BACKGROUND
Reconstruction of the extensor mechanism after resection of the
proximal tibia is challenging, and several methods are available. A
medial gastrocnemius flap commonly is used, although it may be
associated with an extensor lag. This problem also is encountered,
although perhaps to a lesser extent, with other techniques for
reconstruction of the extensor apparatus. It is not known how such
lag develops with time and how it correlates with functional
outcome.
QUESTIONS/PURPOSES
We therefore (1) assessed patellar height with time, (2) correlated
patellar height with function using the Musculoskeletal Tumor
Society (MSTS) score, and (3) correlated patellar height with range
of motion (ROM) after medial gastrocnemius flap reconstruction.
METHODS
Sixteen patients underwent tumor endoprosthesis implantation and
extensor apparatus reconstruction between 1997 and 2009 using a
medial gastrocnemius flap after sarcoma resection of the proximal
tibia. These patients represented 100% of the population for whom we
performed extensor mechanism reconstructions during that time. The
minimum followup was 2 years (mean, 5 years; range, 2-11 years).

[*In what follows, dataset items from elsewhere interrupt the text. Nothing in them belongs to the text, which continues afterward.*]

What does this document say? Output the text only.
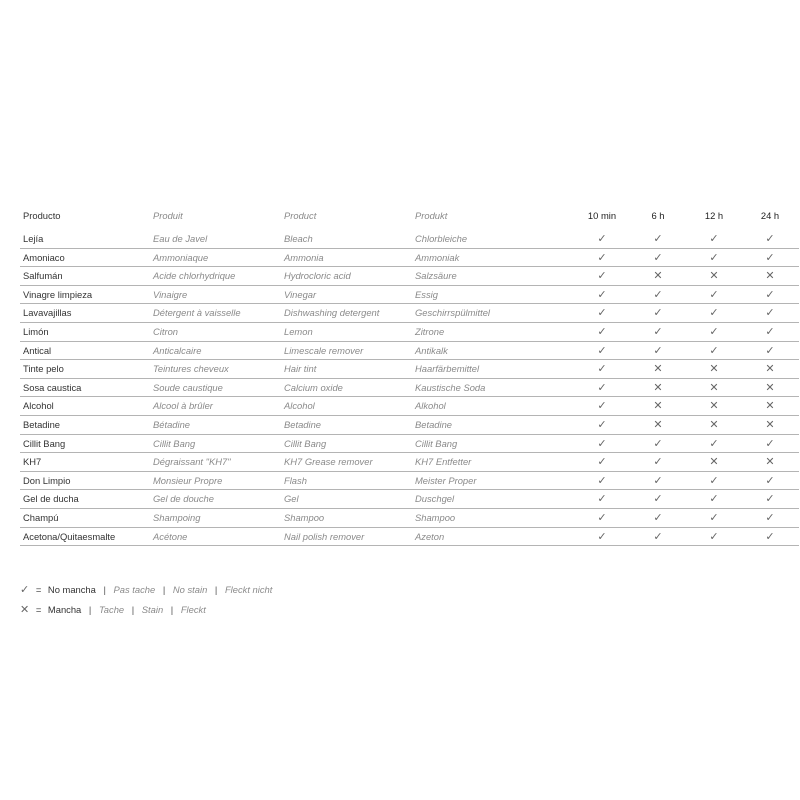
Producto	Produit	Product	Produkt	10 min	6 h	12 h	24 h
Lejía	Eau de Javel	Bleach	Chlorbleiche	✓	✓	✓	✓
Amoniaco	Ammoniaque	Ammonia	Ammoniak	✓	✓	✓	✓
Salfumán	Acide chlorhydrique	Hydrocloric acid	Salzsäure	✓	✕	✕	✕
Vinagre limpieza	Vinaigre	Vinegar	Essig	✓	✓	✓	✓
Lavavajillas	Détergent à vaisselle	Dishwashing detergent	Geschirrspülmittel	✓	✓	✓	✓
Limón	Citron	Lemon	Zitrone	✓	✓	✓	✓
Antical	Anticalcaire	Limescale remover	Antikalk	✓	✓	✓	✓
Tinte pelo	Teintures cheveux	Hair tint	Haarfärbemittel	✓	✕	✕	✕
Sosa caustica	Soude caustique	Calcium oxide	Kaustische Soda	✓	✕	✕	✕
Alcohol	Alcool à brûler	Alcohol	Alkohol	✓	✕	✕	✕
Betadine	Bétadine	Betadine	Betadine	✓	✕	✕	✕
Cillit Bang	Cillit Bang	Cillit Bang	Cillit Bang	✓	✓	✓	✓
KH7	Dégraissant "KH7"	KH7 Grease remover	KH7 Entfetter	✓	✓	✕	✕
Don Limpio	Monsieur Propre	Flash	Meister Proper	✓	✓	✓	✓
Gel de ducha	Gel de douche	Gel	Duschgel	✓	✓	✓	✓
Champú	Shampoing	Shampoo	Shampoo	✓	✓	✓	✓
Acetona/Quitaesmalte	Acétone	Nail polish remover	Azeton	✓	✓	✓	✓
✓ = No mancha | Pas tache | No stain | Fleckt nicht
✕ = Mancha | Tache | Stain | Fleckt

Fourteen patients were alive at the time of this study. We used the
Blackburne-Peel Index to follow patellar height radiographically
with time. Functional outcomes were assessed retrospectively using
the MSTS, and ROM was evaluated through active extensor lag and
flexion.
RESULTS
Eleven patients had patella alta develop, whereby the maximal
patellar height was reached after a mean of 2 years and then
stabilized. More normal patellar height was associated with better
functional scores, a smaller extensor lag, but less flexion; the
mean extensor lag (and flexion) of patients with patella alta was
17° (and 94°) compared with only 4° (and 77°)
without.
CONCLUSIONS
In our patients patella alta evolved during the first 2
postoperative years. Patella alta is associated with extensor lag,
greater flexion, and worse MSTS scores. Surgical fixation of the
patellar tendon more distally to its anatomic position or strict
postoperative bracing may be advisable.
LEVEL OF EVIDENCE
Level IV, clinical cohort study. See the Guidelines for Authors for
a complete description of levels of evidence.